Live Review: The Used – 25 Years Over 3 Nights In Brisbane

Live Review: The Used – 25 Years Over 3 Nights In Brisbane

Photo: Andrew Treadwell

25 years is a long time no matter what you are doing in life. Let alone be in a band. The relationships, the personalities, the dynamics are just some of the things that come into play. Add money, fame, in some cases substances and addiction, and all the odds are stacked against not just success, but longevity. The Used, have dispelled all of this. No ‘Flash In A Pan’. No ‘One Hit Wonder’. No ‘15 Minutes Of Fame’. Try 25 Years Of The Used, and you have got it right! And the band hit Australian shores with a plethora of sold out shows across the country, and we were lucky to celebrate with them over 3 shows at Brisbane’s iconic The Tivoli.

Before The Used stepped into the spotlight each night, it was Canberra’s own Hands Like Houses who shouldered the responsibility of firing up the room. Across all three evenings, they proved they weren’t just placeholders. They were scene-setters. With Josh Raven now leading the charge since 2023, the band feels revitalised. He commands attention with ease, pulling the crowd into their orbit even if many weren’t there specifically for them.

There’s a sharpness to their live sound that’s impossible to ignore. Every transition, every riff, every vocal soared with clarity, and by the midpoint of the set they had the audience locked in. Their take on Chris Isaak’s “Wicked Game” drew one of the loudest reactions of the night, yes, it’s a song that’s been reimagined countless times, my personal favourite is Corey Taylor, but Hands Like Houses put in a respectable version.

As we waited for the main attraction, each night the stage was covered in a white scrim, not just keeping the stage set secret but also to display the awesome intro projection for each night which showed highlights from that particular era of the band.

Night One: Self-Titled

Some records are cultural timestamps, and The Used’s debut sits proudly in that category. The Tivoli crowd on the opening night wasn’t made up of kids in eyeliner anymore. It was an audience who had grown older but never outgrown the songs. Within seconds of the opening riff of “Maybe Memories,” the room was hurled backward in time.

“The Taste of Ink” still hit like a generational battle cry, voices so loud they nearly drowned the band out. From the ferocity of “Bulimic” to the ache of “Poetic Tragedy,” the setlist showcased everything that made the record a cornerstone. When “Buried Myself Alive” arrived, the venue practically shook with the sheer force of the sing-along.

Moments of intimacy balanced the chaos. “On My Own” silenced the room into a hushed sway, while deep cuts like “Noises and Kisses” reminded long-time fans just how layered this record really is. Ending with “Choke Me,” plus those hidden tracks from the CD era, gave the night a sense of completeness, as if the crowd had truly stepped back into 2002 and lived it all again.

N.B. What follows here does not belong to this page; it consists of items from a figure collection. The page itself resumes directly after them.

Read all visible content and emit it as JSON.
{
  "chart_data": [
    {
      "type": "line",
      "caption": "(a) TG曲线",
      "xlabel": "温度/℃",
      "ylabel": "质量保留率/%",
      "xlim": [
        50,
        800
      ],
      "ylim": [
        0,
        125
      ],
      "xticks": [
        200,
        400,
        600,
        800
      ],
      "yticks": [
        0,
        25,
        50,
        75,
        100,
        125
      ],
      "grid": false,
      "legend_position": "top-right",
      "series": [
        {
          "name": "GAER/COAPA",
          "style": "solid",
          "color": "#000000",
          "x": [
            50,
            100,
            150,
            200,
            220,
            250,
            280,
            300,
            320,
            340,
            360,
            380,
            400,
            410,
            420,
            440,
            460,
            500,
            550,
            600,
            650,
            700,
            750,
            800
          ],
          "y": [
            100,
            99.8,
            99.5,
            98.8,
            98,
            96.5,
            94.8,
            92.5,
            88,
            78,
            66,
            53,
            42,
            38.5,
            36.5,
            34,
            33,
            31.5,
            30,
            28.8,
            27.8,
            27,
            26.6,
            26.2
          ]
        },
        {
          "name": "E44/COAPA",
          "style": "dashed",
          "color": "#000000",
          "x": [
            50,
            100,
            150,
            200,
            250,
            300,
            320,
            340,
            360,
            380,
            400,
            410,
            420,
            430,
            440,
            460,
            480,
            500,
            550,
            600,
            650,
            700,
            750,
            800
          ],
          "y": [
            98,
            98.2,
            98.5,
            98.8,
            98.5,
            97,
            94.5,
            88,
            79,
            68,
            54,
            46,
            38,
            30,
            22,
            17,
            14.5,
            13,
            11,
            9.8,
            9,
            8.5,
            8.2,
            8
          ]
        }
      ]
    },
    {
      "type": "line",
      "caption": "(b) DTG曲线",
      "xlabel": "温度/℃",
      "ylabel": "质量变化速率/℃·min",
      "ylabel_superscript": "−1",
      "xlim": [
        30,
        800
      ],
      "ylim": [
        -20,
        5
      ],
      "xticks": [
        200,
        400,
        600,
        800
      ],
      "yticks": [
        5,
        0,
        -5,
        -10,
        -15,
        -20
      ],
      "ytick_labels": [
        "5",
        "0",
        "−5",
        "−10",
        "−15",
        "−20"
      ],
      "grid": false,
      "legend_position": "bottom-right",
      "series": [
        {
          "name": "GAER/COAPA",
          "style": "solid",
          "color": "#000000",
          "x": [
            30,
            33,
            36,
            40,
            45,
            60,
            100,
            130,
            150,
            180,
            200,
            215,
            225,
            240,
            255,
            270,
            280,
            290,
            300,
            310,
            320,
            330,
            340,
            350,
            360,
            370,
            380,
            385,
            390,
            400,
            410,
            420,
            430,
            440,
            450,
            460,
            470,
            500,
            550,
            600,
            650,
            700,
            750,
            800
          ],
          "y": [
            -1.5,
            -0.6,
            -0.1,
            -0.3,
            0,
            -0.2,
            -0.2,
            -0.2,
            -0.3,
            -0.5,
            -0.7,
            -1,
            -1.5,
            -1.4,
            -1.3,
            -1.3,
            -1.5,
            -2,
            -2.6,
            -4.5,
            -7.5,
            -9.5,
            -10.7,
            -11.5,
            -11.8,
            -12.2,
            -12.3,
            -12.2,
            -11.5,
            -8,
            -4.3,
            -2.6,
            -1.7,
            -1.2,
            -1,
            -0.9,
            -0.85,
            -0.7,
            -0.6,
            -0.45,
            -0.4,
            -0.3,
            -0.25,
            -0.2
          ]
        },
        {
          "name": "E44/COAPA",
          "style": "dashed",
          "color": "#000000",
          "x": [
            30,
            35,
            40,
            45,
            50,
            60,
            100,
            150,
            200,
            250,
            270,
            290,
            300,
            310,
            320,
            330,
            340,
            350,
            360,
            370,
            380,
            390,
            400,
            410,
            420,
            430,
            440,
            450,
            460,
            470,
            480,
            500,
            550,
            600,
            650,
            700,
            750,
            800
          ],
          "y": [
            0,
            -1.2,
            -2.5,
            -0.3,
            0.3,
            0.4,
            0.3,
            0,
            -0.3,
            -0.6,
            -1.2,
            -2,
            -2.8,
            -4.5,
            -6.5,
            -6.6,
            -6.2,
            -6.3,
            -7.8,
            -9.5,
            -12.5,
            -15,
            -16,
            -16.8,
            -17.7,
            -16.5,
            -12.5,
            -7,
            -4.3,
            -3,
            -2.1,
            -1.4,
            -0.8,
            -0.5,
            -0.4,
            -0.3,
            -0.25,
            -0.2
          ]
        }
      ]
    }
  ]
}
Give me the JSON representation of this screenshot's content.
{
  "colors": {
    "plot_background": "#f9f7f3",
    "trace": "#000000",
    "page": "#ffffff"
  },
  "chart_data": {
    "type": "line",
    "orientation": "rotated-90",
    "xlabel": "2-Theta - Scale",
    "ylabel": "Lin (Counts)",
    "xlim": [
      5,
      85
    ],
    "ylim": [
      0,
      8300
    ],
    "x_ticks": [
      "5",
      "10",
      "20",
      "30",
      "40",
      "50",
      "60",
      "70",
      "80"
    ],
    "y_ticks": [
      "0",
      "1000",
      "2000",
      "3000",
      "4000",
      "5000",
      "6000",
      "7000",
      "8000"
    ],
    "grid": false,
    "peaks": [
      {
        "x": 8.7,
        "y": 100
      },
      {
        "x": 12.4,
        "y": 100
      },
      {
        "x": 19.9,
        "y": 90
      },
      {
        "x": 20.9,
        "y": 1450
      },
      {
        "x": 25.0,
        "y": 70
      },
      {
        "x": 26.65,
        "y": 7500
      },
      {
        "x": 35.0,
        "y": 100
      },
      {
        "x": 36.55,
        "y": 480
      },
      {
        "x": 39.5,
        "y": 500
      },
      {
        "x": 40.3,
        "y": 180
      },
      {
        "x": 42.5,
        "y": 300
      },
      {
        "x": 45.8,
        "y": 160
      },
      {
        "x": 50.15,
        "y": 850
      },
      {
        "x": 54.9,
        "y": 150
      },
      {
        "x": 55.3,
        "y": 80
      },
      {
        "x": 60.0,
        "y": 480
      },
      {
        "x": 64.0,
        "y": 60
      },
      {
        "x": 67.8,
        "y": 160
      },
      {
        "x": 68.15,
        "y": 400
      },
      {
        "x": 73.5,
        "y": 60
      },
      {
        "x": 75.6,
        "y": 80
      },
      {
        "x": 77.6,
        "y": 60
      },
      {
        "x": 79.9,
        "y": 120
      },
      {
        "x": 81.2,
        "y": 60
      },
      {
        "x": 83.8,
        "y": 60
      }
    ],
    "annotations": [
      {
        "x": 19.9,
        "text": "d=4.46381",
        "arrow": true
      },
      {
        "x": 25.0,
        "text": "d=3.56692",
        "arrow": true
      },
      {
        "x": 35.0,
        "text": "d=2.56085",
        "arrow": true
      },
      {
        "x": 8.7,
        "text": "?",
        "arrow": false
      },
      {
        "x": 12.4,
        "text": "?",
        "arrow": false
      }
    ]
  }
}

Night Two: In Love and Death

The second chapter of the trilogy carried a different weight. In Love and Death has always been heavier, steeped in heartbreak and survival, and the live performance reflected that.

From the moment the curtain dropped, Bert McCracken radiated gratitude. The angst-ridden figure of years past had given way to a frontman who was clearly at peace yet still fiercely passionate. He teased, he laughed, he shared stories, and above all, he connected.

“Hard to Say” became the defining moment of the set—Bert acknowledging how much it had once meant to him before the audience roared it back like an anthem. The album played out in its entirety, unaltered, reminding everyone how potent it still is when left untouched. No encore gimmicks, no distractions—just a record that stood tall on its own.

Night Three: Lies for the Liars

By the third night, the crowd was running on adrenaline and nostalgia, and Lies for the Liars was the perfect soundtrack. The atmosphere was part celebration, part confession, with fans giving every last ounce of energy they had left.

The swagger of “Pretty Handsome Awkward” kicked the evening into chaos, while “The Bird and the Worm” transformed the Forum into something theatrical and surreal. The volume of the crowd was so immense it often felt like they were singing louder than the PA itself.

When “With Me Tonight” rolled around, Bert stepped back and let the audience take over, their voices layered together in a thunderous wave that filled every inch of the venue. The closing moments of “Smother Me” wound things down in haunting fashion, reminding everyone that this album was built on both chaos and tenderness—and both hit just as hard in 2025.

Three records. Three nights. A quarter of a century of memories pulled into the present. This wasn’t just about hearing old songs It was about reconnecting with a piece of who we used to be, and realizing how much those songs still matter now.

Some bands from the early 2000s scene have disappeared, others feel like shadows of what they once were. The Used aren’t either of those things. They’re still vital, still vulnerable, still capable of commanding a room full of people who have carried their lyrics through every chapter of life.

These shows weren’t nostalgia, they were proof that The Used still mean as much today as they did when they first tore through our headphones all those years ago.